Старшина обнадеживал старушку, уверял ее: найдутся сыновья. На войне всякое случается, даже после похоронки некоторые объявляются. Могли и в плену затеряться. Да мало ли что могло с ними приключиться. Но непременно живы! У пани Ядвиги по-молодому блестели глаза, и она, кажется, начинала верить в то, что говорил старшина. После ухода старушки разгорался спор: танкист осуждал эту затею — зачем бередить чувства старой женщины? Она уже привыкла к потере. И ясно же — никогда сыновья к ней не вернутся. Были бы живы — дали бы о себе знать. А новое разочарование убьет ее. Старшина возражал: человек всегда должен жить надеждой!
В конце августа тяжелораненых, в том числе и меня, отправили в глубокий тыл. Была остановка в Гомеле. Потом повезли дальше. Куда? Было бы здорово, если на Урал. Но привезли нас в столицу Армении Ереван. Куда занесло! Там пробыл я до февраля сорок пятого и был демобилизован как инвалид войны.

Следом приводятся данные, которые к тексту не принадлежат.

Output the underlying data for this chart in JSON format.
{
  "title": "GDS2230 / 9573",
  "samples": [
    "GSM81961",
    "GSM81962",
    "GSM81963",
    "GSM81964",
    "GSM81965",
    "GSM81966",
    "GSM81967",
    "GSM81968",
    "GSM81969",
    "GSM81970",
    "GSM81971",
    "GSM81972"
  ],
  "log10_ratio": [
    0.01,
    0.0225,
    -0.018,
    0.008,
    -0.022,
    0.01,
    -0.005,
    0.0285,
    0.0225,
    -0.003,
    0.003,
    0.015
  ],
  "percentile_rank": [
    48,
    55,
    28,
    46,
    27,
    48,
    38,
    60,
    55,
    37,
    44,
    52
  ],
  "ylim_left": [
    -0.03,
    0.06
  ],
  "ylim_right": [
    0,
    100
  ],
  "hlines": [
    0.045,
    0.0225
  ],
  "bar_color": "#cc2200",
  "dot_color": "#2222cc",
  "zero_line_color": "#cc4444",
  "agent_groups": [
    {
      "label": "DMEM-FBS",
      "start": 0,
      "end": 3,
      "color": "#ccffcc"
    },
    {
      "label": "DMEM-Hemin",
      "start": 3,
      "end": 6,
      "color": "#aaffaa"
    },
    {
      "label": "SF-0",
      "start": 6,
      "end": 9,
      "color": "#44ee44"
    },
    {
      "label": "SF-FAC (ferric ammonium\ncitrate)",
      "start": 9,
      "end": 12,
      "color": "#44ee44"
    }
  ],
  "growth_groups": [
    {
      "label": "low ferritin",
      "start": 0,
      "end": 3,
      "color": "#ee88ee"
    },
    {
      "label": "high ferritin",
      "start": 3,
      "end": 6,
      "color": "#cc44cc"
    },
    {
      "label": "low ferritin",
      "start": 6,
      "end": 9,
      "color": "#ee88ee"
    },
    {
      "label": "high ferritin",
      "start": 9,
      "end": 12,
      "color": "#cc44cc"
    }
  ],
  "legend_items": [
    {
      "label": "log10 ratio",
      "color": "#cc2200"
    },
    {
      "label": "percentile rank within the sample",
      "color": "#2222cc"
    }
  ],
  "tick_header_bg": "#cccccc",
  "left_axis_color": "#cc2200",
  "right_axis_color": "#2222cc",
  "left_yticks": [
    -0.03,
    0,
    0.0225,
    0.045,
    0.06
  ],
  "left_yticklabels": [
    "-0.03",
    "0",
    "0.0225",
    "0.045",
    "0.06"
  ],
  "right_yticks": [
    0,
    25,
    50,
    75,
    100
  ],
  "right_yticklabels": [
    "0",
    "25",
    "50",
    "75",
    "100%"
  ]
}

…И вот снова Кыштым. Город казался постаревшим и как будто меньше и ниже стал. Навидался всяких городов, вот теперь и сравнивал. И одноэтажный, и улочки косогористые, и леса вокруг дикие. А все равно дороже всех на свете! Родной!
Взволнованный, вышел с вокзала. Гляжу, к станции спешит женщина. Росточка небольшого, пожилая и вроде знакомая-знакомая. Пригляделся — да ведь это Маргарита Федоровна Менщикова, наш добрый гений из педучилища! Сразу и не узнать — похудела сильно, усохла.
— Миша! — обрадовалась она. — Вот встреча-то! Ранен?
— Было…
— Заходи в училище. Непременно! А сейчас извини — спешу на поезд. Еду в Челябинск на совещание. Я теперь директор.
Первая встреча на кыштымской земле и такая приятная. Доброе предзнаменование.
Дома меня не ждали. Письма не написал, телеграмму не отбил. Доковылял до родной косогористой улочки, остановился у ворот отчего дома. Перевел дыхание, не в силах сдержать волнения. С замершим сердцем нажал кольцо-щеколду. Калитка отворилась, впуская во двор. Справа окно. Возле него испокон веков стояла швейная ножная машинка, мама часто на ней работала. Шагнул, глянул в окно, и надо же — мама сидела за машинкой! По наитию или услышав, что скрипнула калитка, она подняла голову и увидела меня. По-моему, не поверила своим глазам. Закрыла их, чтоб снять наваждение. Открыла вновь и быстро встала. Не успел я дошагать до сеней, как мама, плача, упала мне на грудь.